The question reads: Find the general solution to:

[(x^2)/2]y'' + 2xy' - (7/8)y = (x^4)/2 x>0


The first line on the solution sheet reads:

Characteristic eq: (1/2)r(r-1) + 2r - (7/8) = 0

I understand the substituting r for y's, but I don't see how he was able to get rid of the x's and get the r(r-1) part.

It would help a ton if someone could explain this to me.
Thanks a lot in advance.
 

dwsmith

MHF Hall of Honor
Mar 2010
3,093
582
Florida
This is on a review sheet for the exam, and I have the solution, but I can't figure out how the professor got to the first step.

The question reads: Find the general solution to:

[(x^2)/2]y'' + 2xy' - (7/8)y = (x^4)/2 x>0


The first line on the solution sheet reads:

Characteristic eq: (1/2)r(r-1) + 2r - (7/8) = 0

I understand the substituting r for y's, but I don't see how he was able to get rid of the x's and get the r(r-1) part.

It would help a ton if someone could explain this to me.
Thanks a lot in advance.
Is there a certain method you should be using to solve this DE?
 

oxx

Sep 2009
5
0
It doesn't specify. The professor went on to get r= 1/2 and -7/2

y = Ax^(1/2) + Bx^(-7/2)

Then using variation of parameters his final solution was
y=(4/105)x^4 + Ax^(1/2) + Bx^(-7/2)
 

chisigma

MHF Hall of Honor
Mar 2009
2,162
994
near Piacenza (Italy)
May be that the best approach is to 'attack' first the 'incomplete equation'...
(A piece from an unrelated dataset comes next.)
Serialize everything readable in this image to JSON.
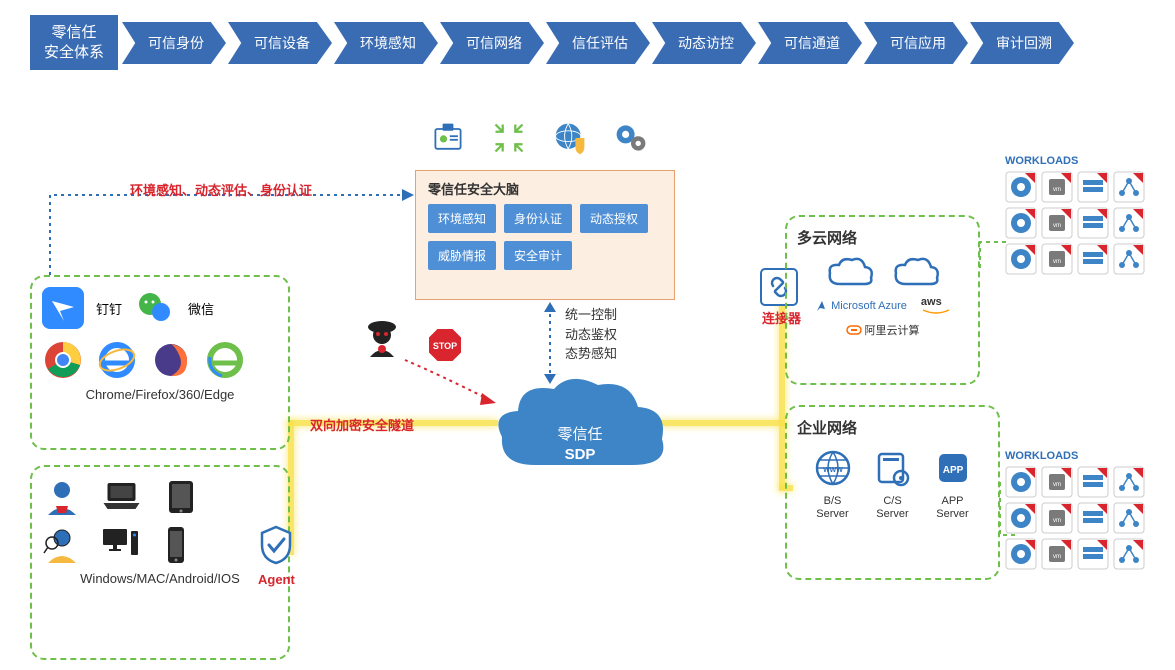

\(\displaystyle \frac{x^{2}}{2} y^{''} + 2 x y^{'} - \frac{7}{8} y = 0\) (1)

The 'coefficients' of this linear DE aren't constants , so that the 'standard approach' doesn't work. It is easy to verify that solutions of (1) are of the type \(\displaystyle y(x)= x^{r}\)... then try to find the constants \(\displaystyle r \) able to solve (1)...

Kind regards

\(\displaystyle \chi\) \(\displaystyle \sigma\)
 
Last edited:

oxx

Sep 2009
5
0
I can't believe I couldn't figure that out. That's a lot for your help!